Born in Athens in 1970, Alexandros grew up listening to music, playing the drums and taking pictures. As a teenager, he studied percussion and worked as a session drummer, while at the same time explored photography on 35mm and medium format cameras. He started taking assignments to photograph interiors and portraits in 2002 and moved to New York in September 2006 to work as a contributor for Greek publications portraying people and places.
Ellinikon
“Ellinikon” is an ongoing project. A documentation of the current state of the former international airport of Athens, known colloquially as “Ellinikon”, (meaning “of Greek origin”). In my exploration I follow this thread of collective memory, reliving and photographing the landmass, the remains of human activity, and the symbols of an era that has come to an end. I stumble upon bittersweet visions of a once familiar public space.
“Ellinikon” shut down its operations at the end of March 2001 when Athens’ new airport “Eleftherios Venizelos” was completed in the area of Spata. Parts of Ellinikon’s infrastructure were left to decay, before the turmoil of the current financial crisis forced the Greek government to seek investors interested in acquiring it for its underlying real estate value.

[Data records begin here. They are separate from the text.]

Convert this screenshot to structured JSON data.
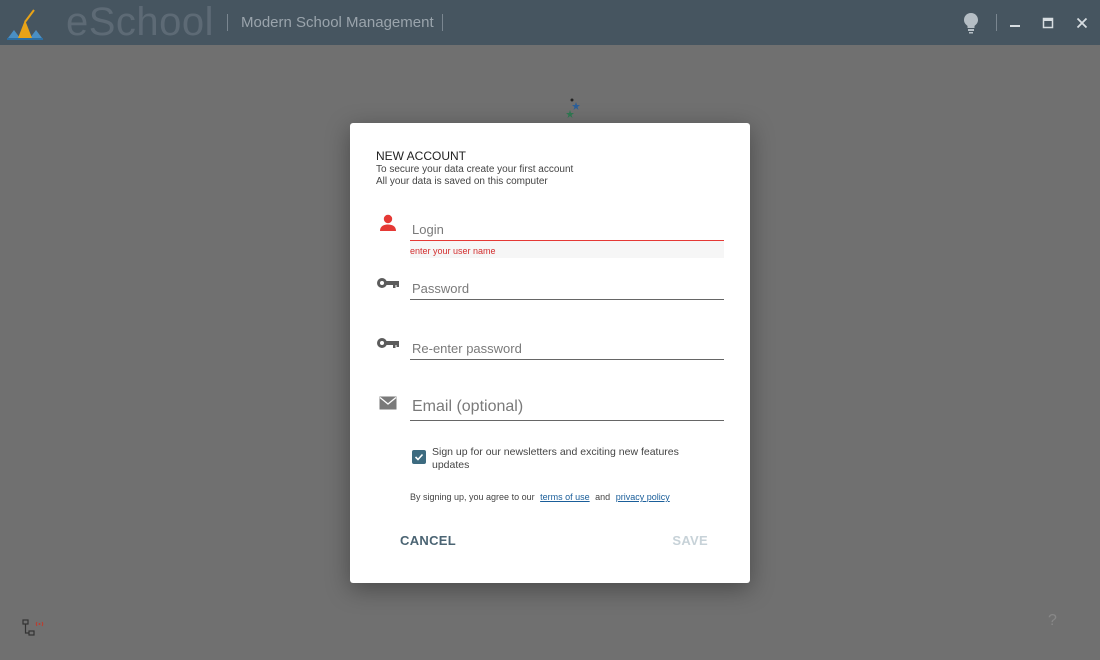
{
  "window": {
    "brand": "eSchool",
    "subtitle": "Modern School Management",
    "icons": [
      "app-logo-icon",
      "lightbulb-icon",
      "minimize-icon",
      "maximize-icon",
      "close-icon"
    ]
  },
  "dialog": {
    "title": "NEW ACCOUNT",
    "desc_line1": "To secure your data create your first account",
    "desc_line2": "All your data is saved on this computer",
    "fields": {
      "login": {
        "placeholder": "Login",
        "value": "",
        "error": "enter your user name",
        "icon": "person-icon"
      },
      "password": {
        "placeholder": "Password",
        "value": "",
        "icon": "key-icon"
      },
      "repassword": {
        "placeholder": "Re-enter password",
        "value": "",
        "icon": "key-icon"
      },
      "email": {
        "placeholder": "Email (optional)",
        "value": "",
        "icon": "mail-icon"
      }
    },
    "newsletter": {
      "label": "Sign up for our newsletters and exciting new features updates",
      "checked": true
    },
    "agree_prefix": "By signing up, you agree to our",
    "terms_link": "terms of use",
    "agree_and": "and",
    "privacy_link": "privacy policy",
    "cancel_label": "CANCEL",
    "save_label": "SAVE"
  },
  "footer": {
    "help_label": "?"
  },
  "colors": {
    "titlebar": "#465560",
    "error": "#e53935",
    "accent": "#3d6b80"
  }
}
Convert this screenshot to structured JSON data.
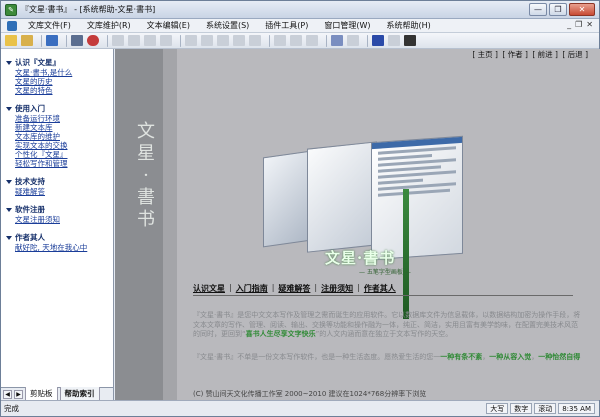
{
  "window": {
    "title": "『文星·書书』 - [系统帮助-文星·書书]",
    "buttons": {
      "minimize": "—",
      "restore": "❐",
      "close": "✕"
    }
  },
  "menubar": {
    "items": [
      "文库文件(F)",
      "文库维护(R)",
      "文本编辑(E)",
      "系统设置(S)",
      "插件工具(P)",
      "窗口管理(W)",
      "系统帮助(H)"
    ],
    "right": [
      "_",
      "❐",
      "✕"
    ]
  },
  "left": {
    "sections": [
      {
        "title": "认识『文星』",
        "links": [
          "文星·書书,是什么",
          "文星的历史",
          "文星的特色"
        ]
      },
      {
        "title": "使用入门",
        "links": [
          "准备运行环境",
          "新建文本库",
          "文本库的维护",
          "实现文本的交换",
          "个性化『文星』",
          "轻松写作和管理"
        ]
      },
      {
        "title": "技术支持",
        "links": [
          "疑难解答"
        ]
      },
      {
        "title": "软件注册",
        "links": [
          "文星注册须知"
        ]
      },
      {
        "title": "作者其人",
        "links": [
          "献好陀, 天地在我心中"
        ]
      }
    ],
    "tabs": [
      "剪贴板",
      "帮助索引"
    ]
  },
  "content": {
    "top_links": [
      "[ 主页 ]",
      "[ 作者 ]",
      "[ 前进 ]",
      "[ 后退 ]"
    ],
    "calligraphy": "文星·書书",
    "logo_text": "文星·書书",
    "logo_sub": "— 五笔字型画板 —",
    "nav": [
      "认识文星",
      "入门指南",
      "疑难解答",
      "注册须知",
      "作者其人"
    ],
    "para1_a": "『文星·書书』是您中文文本写作及管理之需而诞生的应用软件。它以数据库文件为信息载体，以数据结构加密为操作手段，将文本文章的写作、管理、阅读、输出、交换等功能和操作融为一体，纯正、简洁，实用且富有美学韵味，在配置完美技术风范的同时，更回到“",
    "para1_hl": "喜书人生尽享文字快乐",
    "para1_b": "”的人文内涵而意在独立于文本写作的天空。",
    "para2_a": "『文星·書书』不单是一份文本写作软件，也是一种生活态度。愿热爱生活的您一",
    "para2_hl1": "一种有条不紊",
    "para2_sep": "，",
    "para2_hl2": "一种从容入觉",
    "para2_hl3": "一种怡然自得",
    "footer": "(C) 赞山间天文化传播工作室 2000~2010  建议在1024*768分辨率下浏览"
  },
  "status": {
    "left": "完成",
    "right": [
      "大写",
      "数字",
      "滚动",
      "8:35 AM"
    ]
  },
  "colors": {
    "accent": "#2f8a35",
    "link": "#1a3d99",
    "title": "#16306b"
  }
}
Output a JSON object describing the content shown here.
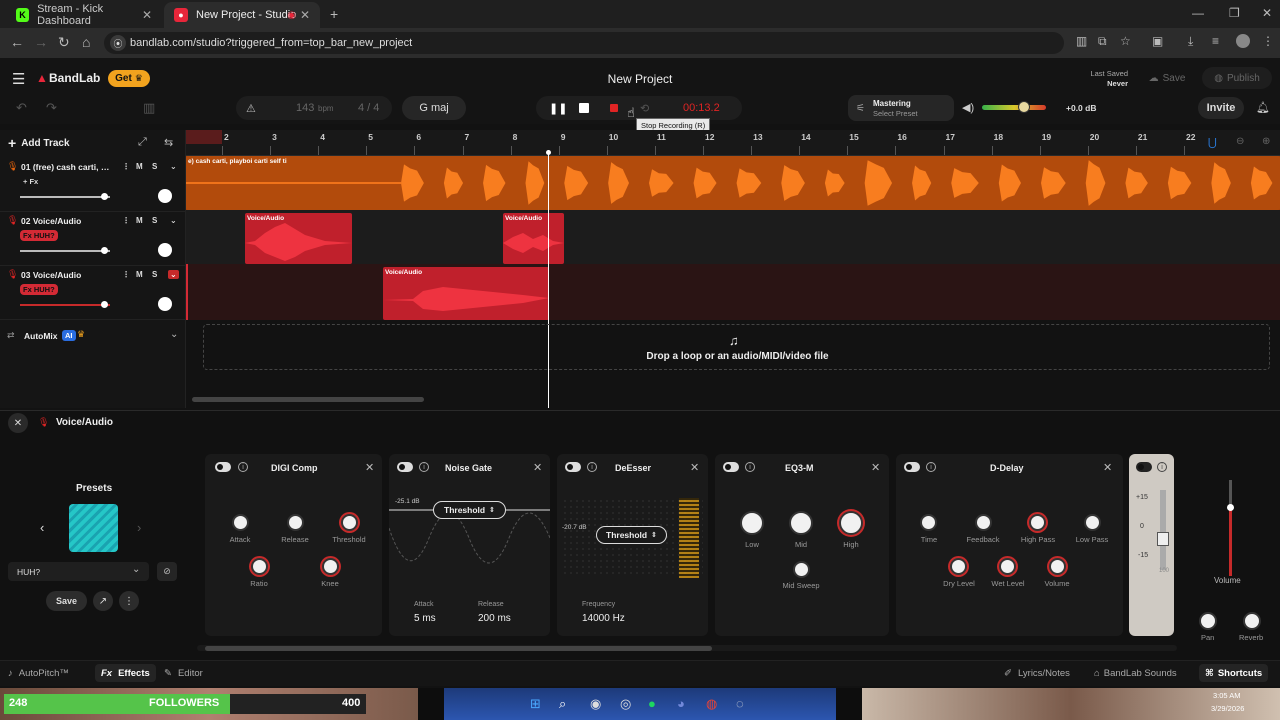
{
  "browser": {
    "tabs": [
      {
        "title": "Stream - Kick Dashboard",
        "favicon": "kick-icon"
      },
      {
        "title": "New Project - Studio",
        "favicon": "bandlab-icon"
      }
    ],
    "url": "bandlab.com/studio?triggered_from=top_bar_new_project"
  },
  "header": {
    "brand": "BandLab",
    "get_label": "Get",
    "project_title": "New Project",
    "last_saved_label": "Last Saved",
    "last_saved_value": "Never",
    "save_label": "Save",
    "publish_label": "Publish"
  },
  "transport": {
    "tempo": "143",
    "tempo_unit": "bpm",
    "time_sig": "4 / 4",
    "key": "G maj",
    "time": "00:13.2",
    "tooltip": "Stop Recording (R)",
    "mastering_title": "Mastering",
    "mastering_preset": "Select Preset",
    "volume_db": "+0.0 dB",
    "invite_label": "Invite"
  },
  "tracks_panel": {
    "add_track": "Add Track",
    "tracks": [
      {
        "name": "01  (free) cash carti, pl...",
        "fx": "+ Fx"
      },
      {
        "name": "02  Voice/Audio",
        "fx": "Fx  HUH?"
      },
      {
        "name": "03  Voice/Audio",
        "fx": "Fx  HUH?"
      }
    ],
    "mute": "M",
    "solo": "S",
    "automix": "AutoMix",
    "ai_badge": "AI"
  },
  "ruler": {
    "bars": [
      "2",
      "3",
      "4",
      "5",
      "6",
      "7",
      "8",
      "9",
      "10",
      "11",
      "12",
      "13",
      "14",
      "15",
      "16",
      "17",
      "18",
      "19",
      "20",
      "21",
      "22"
    ]
  },
  "clips": {
    "track1_label": "e) cash carti, playboi carti self ti",
    "voice_label": "Voice/Audio"
  },
  "dropzone_text": "Drop a loop or an audio/MIDI/video file",
  "fx_panel": {
    "track_label": "Voice/Audio",
    "presets_title": "Presets",
    "preset_name": "HUH?",
    "save_label": "Save",
    "cards": {
      "digicomp": {
        "title": "DIGI Comp",
        "knobs": [
          "Attack",
          "Release",
          "Threshold",
          "Ratio",
          "Knee"
        ]
      },
      "noisegate": {
        "title": "Noise Gate",
        "level": "-25.1 dB",
        "threshold": "Threshold",
        "attack_label": "Attack",
        "attack_value": "5 ms",
        "release_label": "Release",
        "release_value": "200 ms"
      },
      "deesser": {
        "title": "DeEsser",
        "level": "-20.7 dB",
        "threshold": "Threshold",
        "freq_label": "Frequency",
        "freq_value": "14000 Hz"
      },
      "eq": {
        "title": "EQ3-M",
        "knobs": [
          "Low",
          "Mid",
          "High",
          "Mid Sweep"
        ]
      },
      "delay": {
        "title": "D-Delay",
        "knobs": [
          "Time",
          "Feedback",
          "High Pass",
          "Low Pass",
          "Dry Level",
          "Wet Level",
          "Volume"
        ]
      }
    },
    "meter_scale": [
      "+15",
      "0",
      "-15"
    ],
    "meter_extra": "100",
    "volume_label": "Volume",
    "pan_label": "Pan",
    "reverb_label": "Reverb"
  },
  "bottom_bar": {
    "autopitch": "AutoPitch™",
    "effects": "Effects",
    "editor": "Editor",
    "lyrics": "Lyrics/Notes",
    "sounds": "BandLab Sounds",
    "shortcuts": "Shortcuts"
  },
  "overlay": {
    "count": "248",
    "followers": "FOLLOWERS",
    "goal": "400",
    "clock_time": "3:05 AM",
    "clock_date": "3/29/2026"
  },
  "colors": {
    "accent_orange": "#e8650d",
    "record_red": "#c62a2a",
    "clip_red": "#d42a35",
    "preset_teal": "#25c7c7",
    "follower_green": "#55c44a"
  }
}
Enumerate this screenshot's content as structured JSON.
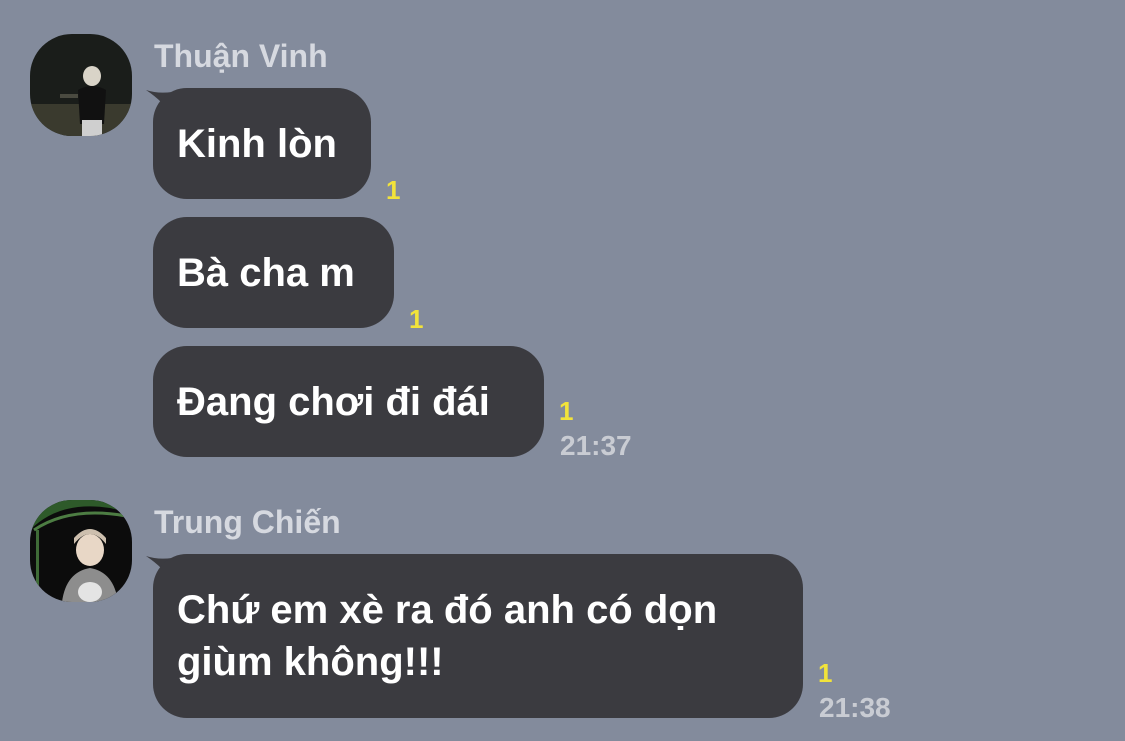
{
  "chat": {
    "groups": [
      {
        "sender": "Thuận Vinh",
        "avatar_icon": "person-photo-avatar",
        "messages": [
          {
            "text": "Kinh lòn",
            "unread": "1"
          },
          {
            "text": "Bà cha m",
            "unread": "1"
          },
          {
            "text": "Đang chơi đi đái",
            "unread": "1",
            "time": "21:37"
          }
        ]
      },
      {
        "sender": "Trung Chiến",
        "avatar_icon": "person-photo-avatar",
        "messages": [
          {
            "text_line1": "Chứ em xè ra đó anh có dọn",
            "text_line2": "giùm không!!!",
            "unread": "1",
            "time": "21:38"
          }
        ]
      }
    ]
  },
  "colors": {
    "background": "#838b9c",
    "bubble": "#3b3b40",
    "unread": "#f2e33a"
  }
}
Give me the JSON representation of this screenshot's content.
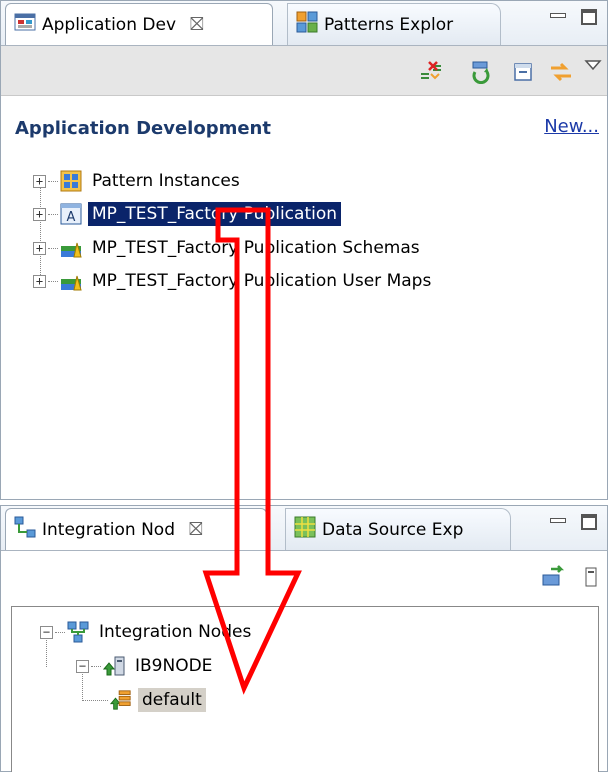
{
  "top_panel": {
    "tabs": [
      {
        "label": "Application Dev",
        "active": true,
        "icon": "application-dev-icon"
      },
      {
        "label": "Patterns Explor",
        "active": false,
        "icon": "patterns-explorer-icon"
      }
    ],
    "toolbar_icons": [
      "remove-mappings-icon",
      "refresh-icon",
      "collapse-all-icon",
      "link-with-editor-icon",
      "view-menu-icon"
    ],
    "header": {
      "title": "Application Development",
      "link": "New..."
    },
    "tree": [
      {
        "label": "Pattern Instances",
        "icon": "pattern-instances-icon",
        "selected": false
      },
      {
        "label": "MP_TEST_Factory Publication",
        "icon": "application-icon",
        "selected": true
      },
      {
        "label": "MP_TEST_Factory Publication Schemas",
        "icon": "library-icon",
        "selected": false
      },
      {
        "label": "MP_TEST_Factory Publication User Maps",
        "icon": "library-icon",
        "selected": false
      }
    ]
  },
  "bottom_panel": {
    "tabs": [
      {
        "label": "Integration Nod",
        "active": true,
        "icon": "integration-nodes-icon"
      },
      {
        "label": "Data Source Exp",
        "active": false,
        "icon": "data-source-explorer-icon"
      }
    ],
    "toolbar_icons": [
      "deploy-icon",
      "view-menu-icon"
    ],
    "tree": [
      {
        "label": "Integration Nodes",
        "icon": "integration-nodes-icon"
      },
      {
        "label": "IB9NODE",
        "icon": "node-icon"
      },
      {
        "label": "default",
        "icon": "integration-server-icon",
        "selected": true
      }
    ]
  },
  "colors": {
    "selection": "#0a246a",
    "arrow": "#ff0000",
    "link": "#1c3aa8",
    "header": "#1c3a6c"
  }
}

Built largely through the efforts (and financing) of shipping magnate Aristotelis Onassis in the 1950s, the airport marked Greece’s emergence into the modern era, acting as a link to a world beyond its borders. For almost half a century the airport held a special place in the Greek national consciousness, becoming an all too common sight in popular films and family photo albums alike, as multiple generations walked through its gates.
The airport’s slow decline over the years, and sudden abandonment in the run-up to the Athens Olympics serves as an eerie metaphor for Greece, a country laid low by the financial crisis that followed years of economic mismanagement during the years of plenty.
This documentation aims to raise awareness for the necessity and the importance to preserve and reintroduce the historic thread and collective memory of a place as such, in the process of transformation for the new use.